What mattered was dialogue.
Dialogue through projects in Italy such as Fare Scuola, and through collaborations in places such as Dagoretti in Nairobi.
She understood that childhood is always both local and global at the same time.
Children live in neighborhoods, families, streets, and languages.
But they also live inside planetary realities:
migration, climate change, digital transformation, inequality, violence, war, fear and hope.
Carla helped many of us understand that early childhood education cannot be separated from questions about humanity itself.
Education is political.
5. Her courageous relation to democratic citizenship
One of Carla’s great contributions was courage.
Not loud courage.
But the courage to insist that democracy is always unfinished.
Democratic citizenship was never, for her, reduced to participation as a slogan.
It was relational. Ethical. Practical.
A daily construction.
Democracy begins in how we listen. How we organize space. How we share uncertainty. How we allow many languages to exist.
And perhaps especially:
How we resist reducing human beings to functions, categories, or measurable outcomes.
Carla defended complexity.
Not because complexity is fashionable, but because human life is complex.
This was also present in her work with the Foundation – in developing a Charter as a basis for widening cooperation, not only from 0–6, but from 0–99.
A Charter shaped by vulnerability, responsibility, and awareness of growing educational poverty in the world – not there, also here.
Her critical answer was: Quality and therefore Quality education is not a fixed concept. It is a continuous effort – an ongoing exploration of what it can and should mean, defined in each context in the world, aiming for education that supports and is guided by a democratic citizenship.
6. The importance of this house
I believe it is deeply important that the house carrying Carla’s name becomes part of the widening image and responsibility of the Loris Malaguzzi International Centre.
Not as a memorial separated from life. Not as something turning Carla into an icon.
But as a way of honoring her wishes through ongoing challenges for all of us.
A house for encounters. For research. For doubts. For experimentation. For democratic imagination.
A house should not close thought.
A house should invite entrances.
And perhaps this house can help widen the meaning of the Reggio Emilia experience itself.
Not only early childhood.
But lifelong citizenship.
Conclusion – from 0 to 99
For many years we have spoken about education from 0 to 6.
Perhaps the task ahead is to think from 0 to 99.
A lifelong democratic learning process.
Where generations continue learning from one another.
Where research, doctoral studies, recycling, sustainability, new technologies, and cultural transformation become connected to questions of human dignity and democratic participation in each time and generation.
Carla helped us understand that childhood is not a preparation for democracy.
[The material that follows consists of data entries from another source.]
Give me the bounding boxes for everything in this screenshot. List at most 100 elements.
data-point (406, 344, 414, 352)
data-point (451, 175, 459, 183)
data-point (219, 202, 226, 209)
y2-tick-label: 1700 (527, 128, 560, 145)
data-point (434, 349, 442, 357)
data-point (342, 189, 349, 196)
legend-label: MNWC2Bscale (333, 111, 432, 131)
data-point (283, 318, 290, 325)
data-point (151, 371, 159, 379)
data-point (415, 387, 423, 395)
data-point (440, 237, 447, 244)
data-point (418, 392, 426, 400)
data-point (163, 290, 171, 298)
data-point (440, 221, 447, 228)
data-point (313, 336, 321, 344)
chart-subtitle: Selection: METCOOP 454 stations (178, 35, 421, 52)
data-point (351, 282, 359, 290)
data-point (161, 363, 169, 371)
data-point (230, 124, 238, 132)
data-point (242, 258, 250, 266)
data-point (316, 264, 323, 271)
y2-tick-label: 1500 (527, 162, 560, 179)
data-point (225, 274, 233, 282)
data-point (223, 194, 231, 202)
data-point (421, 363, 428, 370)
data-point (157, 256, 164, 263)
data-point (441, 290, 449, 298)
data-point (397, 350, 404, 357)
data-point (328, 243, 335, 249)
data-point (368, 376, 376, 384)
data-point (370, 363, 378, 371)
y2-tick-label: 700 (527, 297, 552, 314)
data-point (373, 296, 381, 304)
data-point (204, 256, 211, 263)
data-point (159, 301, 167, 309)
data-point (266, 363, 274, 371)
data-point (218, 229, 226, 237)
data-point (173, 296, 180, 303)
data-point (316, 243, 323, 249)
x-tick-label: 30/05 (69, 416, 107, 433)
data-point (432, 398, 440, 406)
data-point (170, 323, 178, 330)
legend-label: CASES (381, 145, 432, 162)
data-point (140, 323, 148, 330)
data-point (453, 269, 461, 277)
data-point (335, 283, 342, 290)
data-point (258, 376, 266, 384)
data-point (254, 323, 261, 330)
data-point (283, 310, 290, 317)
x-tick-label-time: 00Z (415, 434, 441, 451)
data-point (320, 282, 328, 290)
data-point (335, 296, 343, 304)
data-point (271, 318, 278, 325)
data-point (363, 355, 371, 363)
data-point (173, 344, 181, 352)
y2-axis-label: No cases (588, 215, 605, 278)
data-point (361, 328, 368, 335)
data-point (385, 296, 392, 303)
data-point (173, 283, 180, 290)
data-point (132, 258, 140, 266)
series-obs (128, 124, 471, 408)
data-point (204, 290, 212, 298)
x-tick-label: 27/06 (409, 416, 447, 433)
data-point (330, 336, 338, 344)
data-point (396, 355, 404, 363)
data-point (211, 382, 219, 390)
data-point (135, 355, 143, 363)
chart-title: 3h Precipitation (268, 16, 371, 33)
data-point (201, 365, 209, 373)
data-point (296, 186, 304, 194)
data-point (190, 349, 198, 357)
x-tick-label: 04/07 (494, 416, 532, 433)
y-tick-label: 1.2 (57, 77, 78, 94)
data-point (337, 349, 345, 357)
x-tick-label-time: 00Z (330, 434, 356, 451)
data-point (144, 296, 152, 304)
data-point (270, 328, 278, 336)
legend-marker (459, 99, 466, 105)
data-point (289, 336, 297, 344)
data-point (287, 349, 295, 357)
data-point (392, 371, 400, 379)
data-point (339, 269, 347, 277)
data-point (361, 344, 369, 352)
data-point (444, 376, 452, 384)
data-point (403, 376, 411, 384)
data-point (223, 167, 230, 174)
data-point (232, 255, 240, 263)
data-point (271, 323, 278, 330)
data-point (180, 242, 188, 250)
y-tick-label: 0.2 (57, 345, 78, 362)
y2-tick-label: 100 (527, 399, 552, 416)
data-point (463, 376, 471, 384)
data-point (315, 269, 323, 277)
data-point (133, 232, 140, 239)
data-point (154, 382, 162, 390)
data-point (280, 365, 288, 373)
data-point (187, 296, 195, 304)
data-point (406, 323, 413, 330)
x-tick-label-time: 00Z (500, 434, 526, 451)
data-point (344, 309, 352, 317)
Childhood is already part of democracy.
And perhaps the future challenge is this:
Can we support humanity through democratic societies with a vision of human beings where, throughout life, they continue to be recognized as capable of thought, imagination, relation, and participation?
That is not only an educational question.
It is a civilizational question – in an unequal and suffering world, increasingly marked by authoritarian simplifications and populist reduction of complexity.
This must remain ongoing work.
And in that work, Carla’s voice, her listening, her courage, and her unfinished invitations remain with us.
Closing words
Thank you to Carla – and to all of us.
We carry what she opened, and we continue it in many voices, in many places.
I wish us courage, trust, and openness for what is still becoming.
Good luck – to what we have begun, and what we have not yet understood.
GRAZIE!
Harold Göthson
Reggio Emilia den 11 juni 2026
Harold Göthson är en av grundarna för Reggio Emilia Institutet och Reggio Emilia Institutets representant i Fondazione Reggio Children Centro Loris Malaguzzis styrelse.